The star, RZ Piscium, is in the constellation Pisces, and the huge dust clouds appear to be the remains of one or more destroyed planets. During the erratic dimming episodes, which can last as long as two days, the star becomes as much as one-tenth as bright. A paper detailing the findings is published today in the Astronomical Journal.
The star is young — between 30 million and 50 million years old, the astronomers estimate. But typically, the dust from the star's youth would have dispersed after a few million years, so scientists did not expect that a star that "old" would be surrounded by so much gas and dust.
"I've been studying young stars near Earth for 20 years and I've never seen anything like this one," said Zuckerman, a professor of astronomy. "Most sun-like stars have lost their planet-forming disks within a few million years of their birth. The fact that RZ Piscium hosts so much gas and dust after tens of millions of years means it's probably destroying, rather than building, planets."

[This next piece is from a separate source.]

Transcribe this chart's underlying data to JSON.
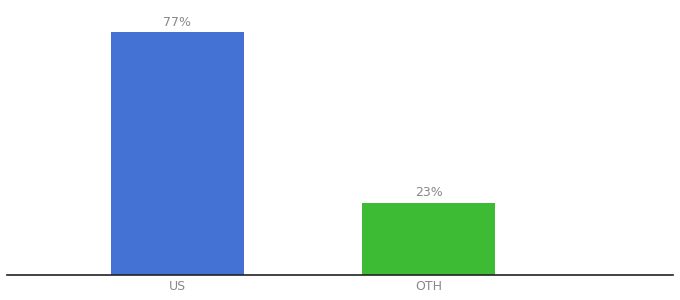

The scientists determined that RZ Piscium is surrounded by a disk of warm dust because the star produces far more energy at infrared wavelengths than stars like our sun. About 8 percent of its total luminosity is in the infrared, a level matched by only a few of the thousands of nearby stars scientists have studied over the past 40 years.
"Our observations show there are massive blobs of dust and gas that occasionally block the star's light and are probably spiraling into it," said Kristina Punzi, a doctoral student at the Rochester Institute of Technology and the study's lead author.
The astronomers determined that the star's surface temperature is about 9,600 degrees Fahrenheit (5,300 degrees Celsius), only slightly cooler than our sun's. They gauged the star's age based on the amount of lithium they detected on the star's surface — a good guide because the amount of lithium declines as stars age, according to Joel Kastner, director of RIT's Laboratory for Multiwavelength Astrophysics and the study's co-author.
According to the paper, the data indicates that the debris surrounding the star represents the aftermath of a disaster of planetary proportions. It's possible that the star's tides are stripping material from a close companion — likely a brown dwarf or giant planet — which is producing intermittent streams of gas and dust, or that the companion is already completely dissolved. Another possibility is that one or more massive gas-rich planets in the system underwent a catastrophic collision in the astronomically recent past.
The team conducted its research using the European Space Agency's XMM-Newton satellite, the Shane 3-meter telescope at Lick Observatory in California and the 10-meter Keck I telescope at W. M. Keck Observatory in Hawaii. In addition to the astronomers from UCLA and RIT, the team comprised scientists from UC San Diego and Indiana University.
Ground-based observations also probed the star's environment, capturing evidence that the dust is accompanied by substantial amounts of gas. Based on the temperature of the dust, around 450 degrees Fahrenheit (230 degrees Celsius), the researchers think that most of the debris is orbiting about 30 million miles from the star.